Tel que le stipule l’article 66 suscité, ce sont : "Le président de la République, le Premier ministre, les membres du gouvernement et assimilés, le président et les membres du bureau de l’Assemblée nationale, le président et les membres du bureau du Sénat, les députés, les sénateurs, tout détenteur d’un mandat électif, les secrétaires généraux des ministères et assimilés, les directeurs des administrations centrales, les Dg des entreprises publiques et parapubliques, les magistrats, les personnels des administrations chargées de l’assiette, du recouvrement et du maniement des recettes publiques, tout gestionnaire de crédits et des biens publics". Le projet soumis à l’examen des députés étend la liste arrêtée en 1996 à douze autres catégories de personnalités. Par exemple : les ambassadeurs, le Pca des entreprises publiques et parapubliques, les gouverneurs et préfet, les présidents de commissions de passation de marché, les responsables des liquidations administratives et judiciaires, les chefs de projets bénéficiant de financements extérieurs ou de subventions…
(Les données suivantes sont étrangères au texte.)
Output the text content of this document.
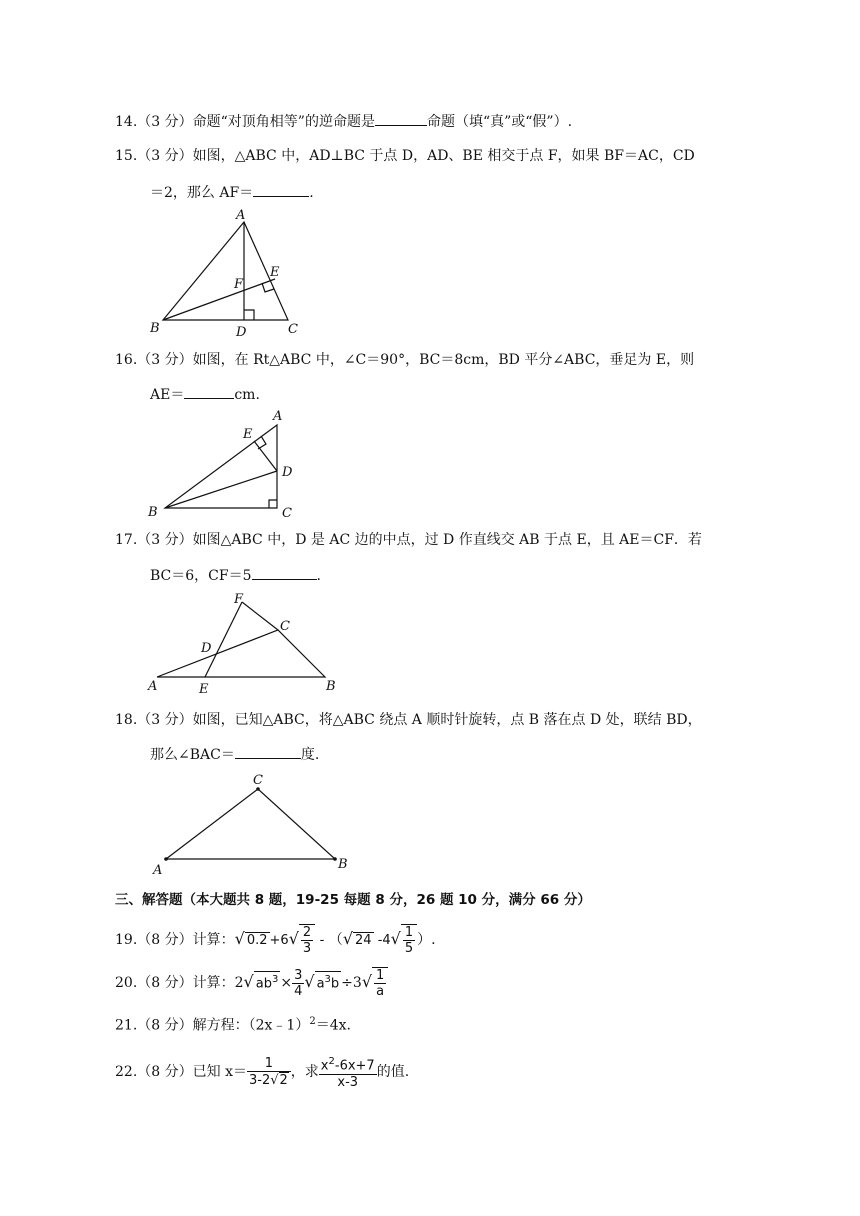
14.（3 分）命题“对顶角相等”的逆命题是	命题（填“真”或“假”）.
15.（3 分）如图，△ABC 中，AD⊥BC 于点 D，AD、BE 相交于点 F，如果 BF＝AC，CD
＝2，那么 AF＝	.
A
B	C
D
E
F
16.（3 分）如图，在 Rt△ABC 中，∠C＝90°，BC＝8cm，BD 平分∠ABC，垂足为 E，则
AE＝	cm.
A
B	C
D
E
17.（3 分）如图△ABC 中，D 是 AC 边的中点，过 D 作直线交 AB 于点 E，且 AE＝CF．若
BC＝6，CF＝5	.
A	B
C
D
E
F
18.（3 分）如图，已知△ABC，将△ABC 绕点 A 顺时针旋转，点 B 落在点 D 处，联结 BD，
那么∠BAC＝	度.
A	B
C
三、解答题（本大题共 8 题，19-25 每题 8 分，26 题 10 分，满分 66 分）
19.（8 分）计算：√ $0.2 +6√ \frac{2}{3}$ - （√ 24 $-4√ \frac{1}{5}$ ）.
20.（8 分）计算：2√ $ab^3 \times \frac{3}{4}$ √ $a^3b \div 3√ \frac{1}{a}$
21.（8 分）解方程：（2x﹣1）$^2$＝4x.
22.（8 分）已知 $x= \frac{1}{3-2√2}$ ，求 $\frac{x^2-6x+7}{x-3}$ 的值.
Selon le texte, chacune des personnalités concernée dispose d’un délai de trois mois, à compter de sa nomination ou de son élection, pour déclarer son patrimoine auprès d’une commission. Ils devront faire pareil, au plus tard dans les 60 jours suivant la fin d’exercice de leur mandat ou fonction. La fortune à déclarer concerne à la fois les meubles et les immeubles, les biens corporels et les biens incorporels, les propriétés du couple comme celles des descendants mineurs du premier degré. La déclaration porte également, stipule le projet, "sur tout avantage dont la personne concernée et ses descendants mineurs du premier degré ou ascendants bénéficieraient, ainsi que tout intérêt par eux détenu dans quelque société privée que ce soit".
Révolution
Les déclarations de biens seront reçues par une commission de neufs membres. Ceux-ci auront la lourde mission de vérifier l’authenticité des documents. En cas d’irrégularités, par exemple une fausse déclaration, le déclarant sera frappé d’inéligibilité s’il est titulaire d’un mandat électif, ou déchu de sa fonction, s’il est bénéficiaire d’une nomination.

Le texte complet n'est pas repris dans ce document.